Monday, 31st March, 2014.
After the luxury of the Nikko Kansai Airport Hotel, we were spending our next two nights in the quaintly-named Tomato Hostel in downtown Osaka. While we couldn’t check in until 4pm, if we arrived by 11am, we could leave our luggage there. If we didn’t make it by 11, we would have to cart our luggage around with us all day until 4.
Before we boarded the train for Osaka, we had to collect our JR rail passes, so we arrived at the JR office only to find a very slowly moving queue of about 700 people ahead of us.
Half an hour had ticked by, but if we ran, we could catch an express train to Osaka which might just get us there in time.

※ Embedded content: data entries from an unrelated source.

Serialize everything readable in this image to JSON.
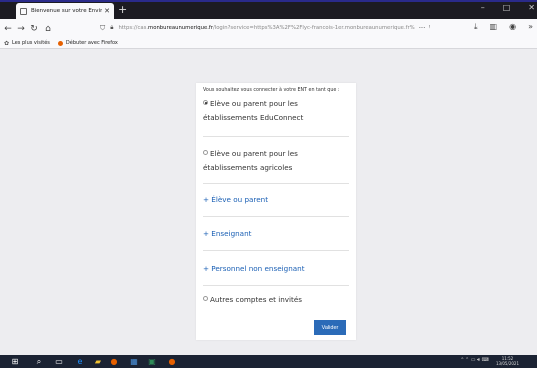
{
  "browser": {
    "tab_title": "Bienvenue sur votre Environne",
    "url_prefix": "https://cas.",
    "url_host": "monbureaunumerique.fr",
    "url_rest": "/login?service=https%3A%2F%2Flyc-francois-1er.monbureaunumerique.fr%",
    "bookmarks": [
      {
        "label": "Les plus visités",
        "icon": "gear-icon",
        "color": "#555555"
      },
      {
        "label": "Débuter avec Firefox",
        "icon": "firefox-icon",
        "color": "#e66000"
      }
    ]
  },
  "login": {
    "intro": "Vous souhaitez vous connecter à votre ENT en tant que :",
    "options": [
      {
        "label": "Elève ou parent pour les établissements EduConnect",
        "selected": true
      },
      {
        "label": "Elève ou parent pour les établissements agricoles",
        "selected": false
      }
    ],
    "links": [
      "+ Élève ou parent",
      "+ Enseignant",
      "+ Personnel non enseignant"
    ],
    "other": {
      "label": "Autres comptes et invités",
      "selected": false
    },
    "submit_label": "Valider"
  },
  "taskbar": {
    "time": "11:52",
    "date": "13/05/2021"
  },
  "colors": {
    "accent": "#2b6bb8",
    "link": "#1a5fb4",
    "taskbar": "#1b2333"
  }
}
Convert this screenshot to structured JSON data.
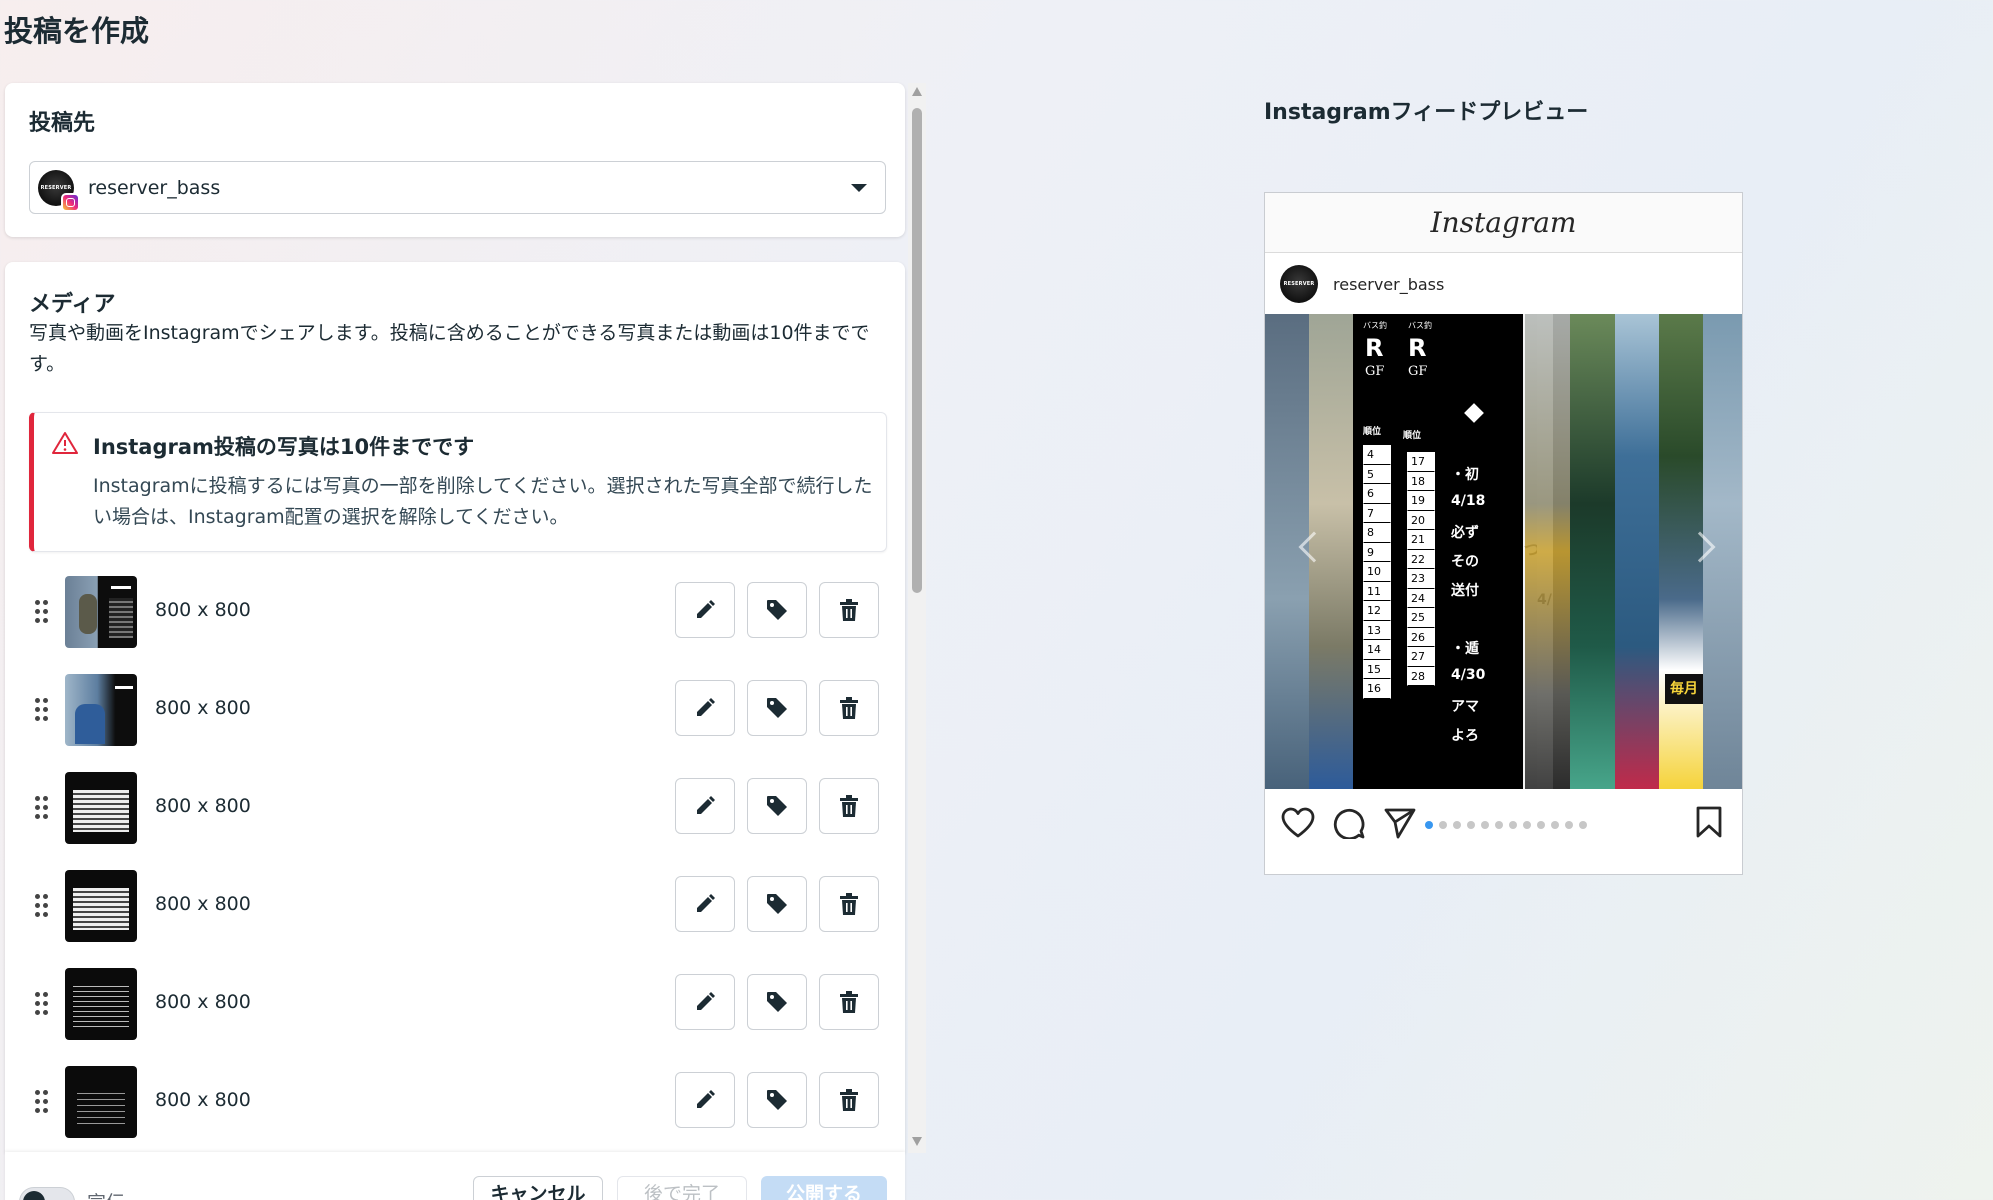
{
  "page": {
    "title": "投稿を作成"
  },
  "destination": {
    "title": "投稿先",
    "account_name": "reserver_bass",
    "avatar_text": "RESERVER"
  },
  "media": {
    "title": "メディア",
    "description": "写真や動画をInstagramでシェアします。投稿に含めることができる写真または動画は10件までです。",
    "alert": {
      "title": "Instagram投稿の写真は10件までです",
      "body": "Instagramに投稿するには写真の一部を削除してください。選択された写真全部で続行したい場合は、Instagram配置の選択を解除してください。"
    },
    "items": [
      {
        "size": "800 x 800"
      },
      {
        "size": "800 x 800"
      },
      {
        "size": "800 x 800"
      },
      {
        "size": "800 x 800"
      },
      {
        "size": "800 x 800"
      },
      {
        "size": "800 x 800"
      }
    ]
  },
  "footer": {
    "toggle_label": "宣伝",
    "cancel_label": "キャンセル",
    "later_label": "後で完了",
    "publish_label": "公開する"
  },
  "preview": {
    "title": "Instagramフィードプレビュー",
    "logo": "Instagram",
    "account_name": "reserver_bass",
    "image_text": {
      "col1_head": "バス釣",
      "col2_head": "バス釣",
      "col1_letter": "R",
      "col2_letter": "R",
      "col1_sub": "GF",
      "col2_sub": "GF",
      "rank_label": "順位",
      "col1_ranks": [
        "4",
        "5",
        "6",
        "7",
        "8",
        "9",
        "10",
        "11",
        "12",
        "13",
        "14",
        "15",
        "16"
      ],
      "col2_ranks": [
        "17",
        "18",
        "19",
        "20",
        "21",
        "22",
        "23",
        "24",
        "25",
        "26",
        "27",
        "28"
      ],
      "notes": [
        "・初",
        "4/18",
        "必ず",
        "その",
        "送付",
        "",
        "・遁",
        "4/30",
        "アマ",
        "よろ"
      ],
      "side_char": "つ",
      "side_num": "4/",
      "badge": "毎月"
    },
    "carousel_dots": 12,
    "active_dot": 0
  },
  "colors": {
    "alert_border": "#e0263c",
    "active_dot": "#3897f0",
    "publish_disabled": "#c4dcf5"
  }
}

We ran, found the right platform, the right destination, the right car and the right seats, with five minutes to spare. Congratulating ourselves, we heaved a sigh of relief, and were surprised when the train stated straight away. Although everything else was right, we had managed to board the WRONG TRAIN – not the limited express, which would arrive in time, but the all-stations train, which wouldn’t.
However, a kind Japanese lady near us consulted her iPhone and worked out which stop would coincide with one of the express train’s four stops. It just happened to be the one where we were, so we managed to tumble ourselves and our luggage out of the train in the nick of time and hurl us and it onto the express once again in the nick of time. How exciting!

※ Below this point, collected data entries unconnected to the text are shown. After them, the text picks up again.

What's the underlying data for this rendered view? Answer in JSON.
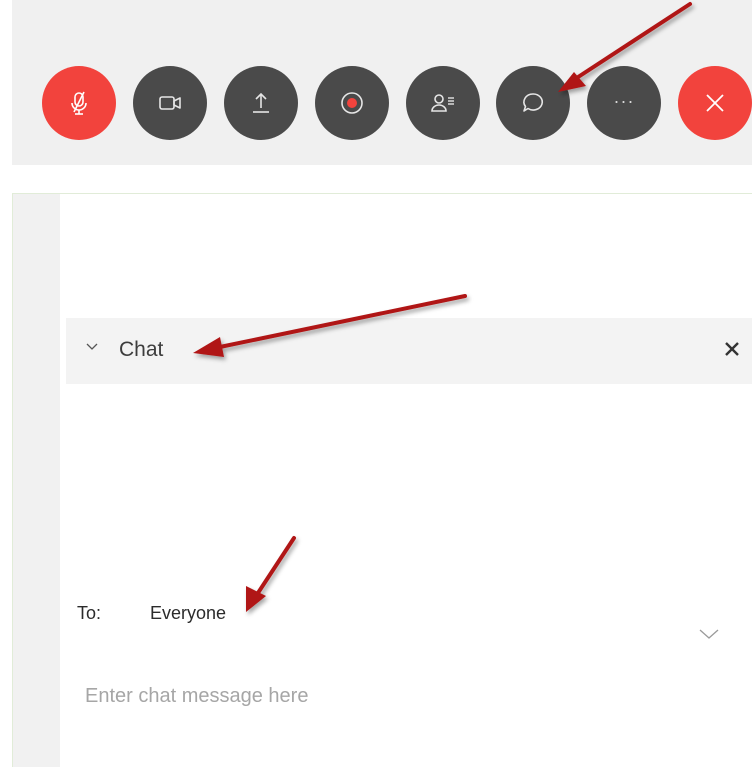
{
  "colors": {
    "toolbar_bg": "#f0f0f0",
    "button_dark": "#4a4a4a",
    "button_red": "#f2433d",
    "annotation_arrow": "#b01515"
  },
  "toolbar": {
    "buttons": [
      {
        "name": "mute-button",
        "icon": "microphone-muted-icon",
        "color": "red"
      },
      {
        "name": "video-button",
        "icon": "video-camera-icon",
        "color": "dark"
      },
      {
        "name": "share-button",
        "icon": "upload-share-icon",
        "color": "dark"
      },
      {
        "name": "record-button",
        "icon": "record-icon",
        "color": "dark"
      },
      {
        "name": "participants-button",
        "icon": "participants-list-icon",
        "color": "dark"
      },
      {
        "name": "chat-button",
        "icon": "chat-bubble-icon",
        "color": "dark"
      },
      {
        "name": "more-options-button",
        "icon": "ellipsis-icon",
        "color": "dark",
        "label": "···"
      },
      {
        "name": "leave-meeting-button",
        "icon": "close-x-icon",
        "color": "red"
      }
    ]
  },
  "chat_panel": {
    "title": "Chat",
    "collapse_icon": "chevron-down-icon",
    "close_icon": "close-icon",
    "to_label": "To:",
    "recipient": "Everyone",
    "recipient_dropdown_icon": "chevron-down-icon",
    "message_placeholder": "Enter chat message here"
  },
  "annotations": {
    "arrows": [
      "arrow-to-chat-button",
      "arrow-to-chat-header",
      "arrow-to-recipient"
    ]
  }
}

Here are some pictures of the way in to Osaka, taken from the slow train: (The express was too fast for taking pictures.)
Every available square inch of land had been put to some useful purpose. Neat rows of crops lined the railway.
Yes – cherry blossoms!
We made it! Here are Fran and Carol outside the Tomato Hostel, with a couple of tomato banners to help with identification. A bit of a contrast with the Nikko Kansai Airport Hotel.
Tomato Hostel, longer view.
The grass in the foreground of this picture is the base of a grassed earth flood levee. On the other side of the levee is a broad park and then a river. The Tomato Hostel is going to be one of the first places to go under if the levee breaks its banks. This shot is taken from the top of the levee.
We were warned to take care if fishing from the top of the levee to avoid being electrocuted.
Looking over the top of the levee.
Beyond the park, you can see the river, which was thankfully looking disinclined to break over the top of the levee.
The twin-towered building on the other side of the river is the Umeda Sky Building, Osaka’s most dramatic piece of modern architecture, designed by Hara Hiroshi, who designed the famous Kyoto Station.
If ascending the tower, for the final five stories you take a glassed-in escalator across the open space between the two towers.
We didn’t get to do this – to Carol and Frances’ relief, I think.
Yes, it’s spring time in Japan.
Outside the hostel, on a steep bank, fluttered a brave cheerful daffodil.
There was also a cherry tree!
I climbed over a railing and slithered down a steep bank to pose for this photo, while Frances risked her life standing in the middle of the road to take it. Do you think it was worth it?
(Carol says I look as though I have a beard, and that the cherry tree is growing out of the top of my head. Do you think she is being a little harsh?)